SuaraTasikmalaya.id – Kuasa Hukum Keluarga Brigadir J, Johnson Panjaitan menyinggung soal permainan besar, di mana dirinya akan menjadi korban.
Kini Johnson dan tim mengaku masih menginvestigasi kasus soal rekening, handphone kliennya dan keterlibatan Satgasus.
"Dan dari saya tunggu tanggal mainnya. Saya keluarin lagi. Nanti yang akan dahsyat. Di mana anda (awak media) dan saya jadi korban," kata dia.

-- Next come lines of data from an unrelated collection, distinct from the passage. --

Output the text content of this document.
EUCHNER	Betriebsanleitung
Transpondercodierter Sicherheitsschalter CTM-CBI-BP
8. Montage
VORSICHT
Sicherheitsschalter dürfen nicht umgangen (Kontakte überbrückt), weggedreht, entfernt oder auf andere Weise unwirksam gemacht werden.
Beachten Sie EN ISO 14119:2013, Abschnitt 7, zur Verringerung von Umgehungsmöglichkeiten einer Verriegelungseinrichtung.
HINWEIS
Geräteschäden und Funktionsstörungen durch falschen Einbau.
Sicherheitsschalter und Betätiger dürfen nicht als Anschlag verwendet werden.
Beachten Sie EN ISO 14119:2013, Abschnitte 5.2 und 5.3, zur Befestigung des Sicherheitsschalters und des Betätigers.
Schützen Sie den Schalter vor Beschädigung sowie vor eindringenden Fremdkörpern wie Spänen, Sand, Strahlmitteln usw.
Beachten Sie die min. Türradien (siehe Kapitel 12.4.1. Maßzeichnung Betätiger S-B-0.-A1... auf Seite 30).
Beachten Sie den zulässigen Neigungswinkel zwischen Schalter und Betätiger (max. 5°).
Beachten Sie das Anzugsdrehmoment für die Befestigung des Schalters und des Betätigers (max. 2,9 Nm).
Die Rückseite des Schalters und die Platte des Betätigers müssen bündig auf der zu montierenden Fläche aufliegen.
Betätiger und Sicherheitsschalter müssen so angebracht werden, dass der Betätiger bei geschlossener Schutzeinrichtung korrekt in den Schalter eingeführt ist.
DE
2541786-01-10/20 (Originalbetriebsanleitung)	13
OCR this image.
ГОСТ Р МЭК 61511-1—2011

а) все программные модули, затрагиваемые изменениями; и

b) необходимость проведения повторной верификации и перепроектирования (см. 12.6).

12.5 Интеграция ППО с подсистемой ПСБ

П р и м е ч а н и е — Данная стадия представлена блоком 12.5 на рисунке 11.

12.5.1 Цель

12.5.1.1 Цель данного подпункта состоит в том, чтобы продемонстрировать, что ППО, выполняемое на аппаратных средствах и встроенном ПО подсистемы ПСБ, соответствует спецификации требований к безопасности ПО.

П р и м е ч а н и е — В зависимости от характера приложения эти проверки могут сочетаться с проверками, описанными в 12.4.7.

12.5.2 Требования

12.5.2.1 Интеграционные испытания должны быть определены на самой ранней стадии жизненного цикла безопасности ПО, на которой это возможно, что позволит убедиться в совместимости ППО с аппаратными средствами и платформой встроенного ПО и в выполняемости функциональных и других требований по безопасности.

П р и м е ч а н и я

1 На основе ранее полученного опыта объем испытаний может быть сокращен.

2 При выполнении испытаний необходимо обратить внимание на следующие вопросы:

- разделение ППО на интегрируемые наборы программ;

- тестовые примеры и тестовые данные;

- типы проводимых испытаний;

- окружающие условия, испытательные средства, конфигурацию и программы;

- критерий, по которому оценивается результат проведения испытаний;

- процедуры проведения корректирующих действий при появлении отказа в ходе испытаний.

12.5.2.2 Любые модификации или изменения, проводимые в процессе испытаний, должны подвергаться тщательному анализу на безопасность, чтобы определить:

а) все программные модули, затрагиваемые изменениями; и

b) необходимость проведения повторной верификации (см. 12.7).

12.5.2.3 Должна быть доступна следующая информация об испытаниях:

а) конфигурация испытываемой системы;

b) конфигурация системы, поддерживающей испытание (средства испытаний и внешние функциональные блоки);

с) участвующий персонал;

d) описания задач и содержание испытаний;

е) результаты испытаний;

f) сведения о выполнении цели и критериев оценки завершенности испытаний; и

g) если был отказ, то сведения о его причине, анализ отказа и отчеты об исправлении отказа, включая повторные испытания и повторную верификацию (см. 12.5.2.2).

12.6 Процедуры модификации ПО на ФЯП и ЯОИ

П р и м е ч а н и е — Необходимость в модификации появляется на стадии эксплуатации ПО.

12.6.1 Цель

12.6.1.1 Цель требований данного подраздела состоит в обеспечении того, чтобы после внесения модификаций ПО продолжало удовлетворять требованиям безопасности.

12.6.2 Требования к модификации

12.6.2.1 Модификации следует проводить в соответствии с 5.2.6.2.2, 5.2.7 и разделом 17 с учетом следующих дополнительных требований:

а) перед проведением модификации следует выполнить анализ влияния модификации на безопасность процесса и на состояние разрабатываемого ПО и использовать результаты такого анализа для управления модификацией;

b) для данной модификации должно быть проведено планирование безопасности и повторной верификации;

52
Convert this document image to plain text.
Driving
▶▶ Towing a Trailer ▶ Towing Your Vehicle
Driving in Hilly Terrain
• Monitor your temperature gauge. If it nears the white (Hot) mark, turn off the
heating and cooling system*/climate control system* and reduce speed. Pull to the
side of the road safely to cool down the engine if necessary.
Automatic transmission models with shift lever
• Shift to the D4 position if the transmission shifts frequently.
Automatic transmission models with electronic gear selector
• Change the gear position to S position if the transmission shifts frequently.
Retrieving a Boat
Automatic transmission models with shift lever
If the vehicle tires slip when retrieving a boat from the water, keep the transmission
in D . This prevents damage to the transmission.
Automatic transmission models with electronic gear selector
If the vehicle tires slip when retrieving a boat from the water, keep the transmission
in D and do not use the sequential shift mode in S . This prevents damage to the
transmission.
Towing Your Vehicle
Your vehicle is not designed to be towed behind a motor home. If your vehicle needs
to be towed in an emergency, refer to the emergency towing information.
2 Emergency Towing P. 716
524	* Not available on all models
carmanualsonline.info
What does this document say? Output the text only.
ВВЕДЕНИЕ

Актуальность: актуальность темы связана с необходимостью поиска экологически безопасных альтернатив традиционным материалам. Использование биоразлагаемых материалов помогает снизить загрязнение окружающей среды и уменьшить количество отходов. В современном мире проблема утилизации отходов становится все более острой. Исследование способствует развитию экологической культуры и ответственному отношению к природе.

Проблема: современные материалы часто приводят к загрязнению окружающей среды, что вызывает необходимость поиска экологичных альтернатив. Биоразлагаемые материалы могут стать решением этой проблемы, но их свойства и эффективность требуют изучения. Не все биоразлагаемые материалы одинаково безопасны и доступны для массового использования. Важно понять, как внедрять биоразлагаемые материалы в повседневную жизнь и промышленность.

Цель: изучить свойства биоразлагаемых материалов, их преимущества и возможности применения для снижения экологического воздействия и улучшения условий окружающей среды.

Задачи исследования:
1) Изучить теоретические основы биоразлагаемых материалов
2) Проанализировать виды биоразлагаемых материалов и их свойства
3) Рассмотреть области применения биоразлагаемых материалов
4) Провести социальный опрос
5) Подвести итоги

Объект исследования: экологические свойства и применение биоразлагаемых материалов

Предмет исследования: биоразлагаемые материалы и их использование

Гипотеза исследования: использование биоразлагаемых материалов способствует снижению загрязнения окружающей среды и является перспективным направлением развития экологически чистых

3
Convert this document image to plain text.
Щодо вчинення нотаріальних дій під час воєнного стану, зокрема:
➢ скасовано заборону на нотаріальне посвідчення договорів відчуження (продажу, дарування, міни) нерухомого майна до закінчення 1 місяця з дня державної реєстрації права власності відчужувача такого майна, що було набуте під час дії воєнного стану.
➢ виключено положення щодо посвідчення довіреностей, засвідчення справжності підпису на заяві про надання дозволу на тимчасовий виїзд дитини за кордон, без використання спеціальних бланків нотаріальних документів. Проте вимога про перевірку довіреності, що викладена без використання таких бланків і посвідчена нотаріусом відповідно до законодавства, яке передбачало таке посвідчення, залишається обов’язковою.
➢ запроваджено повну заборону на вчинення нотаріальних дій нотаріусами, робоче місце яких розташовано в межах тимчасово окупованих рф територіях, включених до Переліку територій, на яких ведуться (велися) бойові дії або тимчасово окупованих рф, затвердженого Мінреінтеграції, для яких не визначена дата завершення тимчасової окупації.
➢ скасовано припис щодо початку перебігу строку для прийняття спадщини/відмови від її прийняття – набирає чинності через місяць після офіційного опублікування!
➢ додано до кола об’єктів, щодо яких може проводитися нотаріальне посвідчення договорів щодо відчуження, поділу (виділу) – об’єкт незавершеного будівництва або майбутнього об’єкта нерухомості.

Johnson mengatakan Indonesia adalah negara hukum, bukan negara bandit yang hanya dikendalikan para pemegang kekuasaan yang yang berduit.
Sehingga kata dia, sebagai negara hukum setiap apa yang terjadi harus dipertanggungjawabkan.
"Ini negara hukum, di mana penegak hukumnya salah satunya polisi dan kita yang harus dilindungi,” katanya.
Kata dia, saat ini pelaku pembunuhan berencana Ferdy Sambo masih dilindungi.
Sementara Brigadir J menangi di dalam kubur, lantaran keluarganya miskin.
“Ini pelakunya buset dilindungi amat sih. Sementara klien saya harus menangis, karena mungkin orang miskin ya," tandasnya.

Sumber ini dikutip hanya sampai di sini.